In this Research Topic, we aim to focus on the key roles that lipids can play in all aspects of cancer, including trials and potential therapeutic application. We will address the current knowledge of lipids in all aspects of cancer and we welcome studies that focus on but are not limited to:
1. Lipid metabolism in cancer: synthesis, degradation, uptake, storage, utilization, oxidation, and peroxidation (for example, oxysterols, eicosanoids, oxidized LDL, oxidative stress), lipolysis, membrane biogenesis, key enzymes, receptors, signal transduction, gene expression, metabolic reprogramming.
2. The role of lipids in cancer: cell proliferation, cell differentiation, cell death (ferroptosis, apoptosis, etc), cancer cell survival, cancer stem cells, cell transformation, cancer progression, angiogenesis, cancer relapse, immune responsiveness, chemoresistance, metastasis, therapy
All types of contributions presenting new unpublished data or reviewing available information are welcome: Original Articles, Reviews, Systematic Reviews, Clinical Trials.
Please note: manuscripts consisting solely of bioinformatics, computational analysis, or predictions of public databases which are not accompanied by validation (independent cohort or biological validation in vitro or in vivo) will not be accepted in any of the sections of Frontiers in Oncology.

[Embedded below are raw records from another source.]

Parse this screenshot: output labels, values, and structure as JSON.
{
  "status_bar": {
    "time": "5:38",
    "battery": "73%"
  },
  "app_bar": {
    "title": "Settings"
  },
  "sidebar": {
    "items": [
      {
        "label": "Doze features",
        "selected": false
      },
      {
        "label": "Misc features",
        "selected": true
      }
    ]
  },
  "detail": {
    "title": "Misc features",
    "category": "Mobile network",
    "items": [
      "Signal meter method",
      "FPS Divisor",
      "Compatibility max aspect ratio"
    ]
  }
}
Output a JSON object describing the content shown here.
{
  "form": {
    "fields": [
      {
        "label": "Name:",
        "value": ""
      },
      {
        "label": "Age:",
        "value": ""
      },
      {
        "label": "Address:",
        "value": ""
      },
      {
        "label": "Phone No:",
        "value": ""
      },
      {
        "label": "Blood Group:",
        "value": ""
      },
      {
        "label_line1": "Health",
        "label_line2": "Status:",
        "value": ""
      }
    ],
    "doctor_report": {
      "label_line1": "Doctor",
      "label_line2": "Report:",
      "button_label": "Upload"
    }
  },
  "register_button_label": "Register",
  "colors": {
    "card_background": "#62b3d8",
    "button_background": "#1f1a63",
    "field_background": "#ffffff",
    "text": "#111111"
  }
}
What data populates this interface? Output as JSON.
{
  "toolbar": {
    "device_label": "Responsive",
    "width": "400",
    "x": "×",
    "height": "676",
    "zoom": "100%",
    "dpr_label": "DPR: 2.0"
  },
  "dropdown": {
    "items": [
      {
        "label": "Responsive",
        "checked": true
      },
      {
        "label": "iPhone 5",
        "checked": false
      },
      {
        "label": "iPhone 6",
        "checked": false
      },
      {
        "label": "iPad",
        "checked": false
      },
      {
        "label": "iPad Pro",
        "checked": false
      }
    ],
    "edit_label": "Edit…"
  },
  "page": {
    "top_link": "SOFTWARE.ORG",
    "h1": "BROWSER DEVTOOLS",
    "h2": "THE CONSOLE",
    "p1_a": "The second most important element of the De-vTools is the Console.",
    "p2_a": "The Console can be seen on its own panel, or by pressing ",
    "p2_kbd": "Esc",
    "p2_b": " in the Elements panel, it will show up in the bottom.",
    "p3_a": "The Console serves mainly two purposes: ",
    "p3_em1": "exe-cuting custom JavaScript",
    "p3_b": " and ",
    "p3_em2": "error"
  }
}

Keywords: Lipid, cancer, oxidation, oxidative stress, free fatty acid, cholesterol, oxysterols, sphingolipids, eicosanoids, cancer stem cell, cell death, cell proliferation, apoptosis, ferroptosis, pyroptosis, autophagy, immune cells, oncogenes, cancer signaling pathways, metabolic reprogramming, metastasis.
Important Note: All contributions to this Research Topic must be within the scope of the section and journal to which they are submitted, as defined in their mission statements. Frontiers reserves the right to guide an out-of-scope manuscript to a more suitable section or journal at any stage of peer review.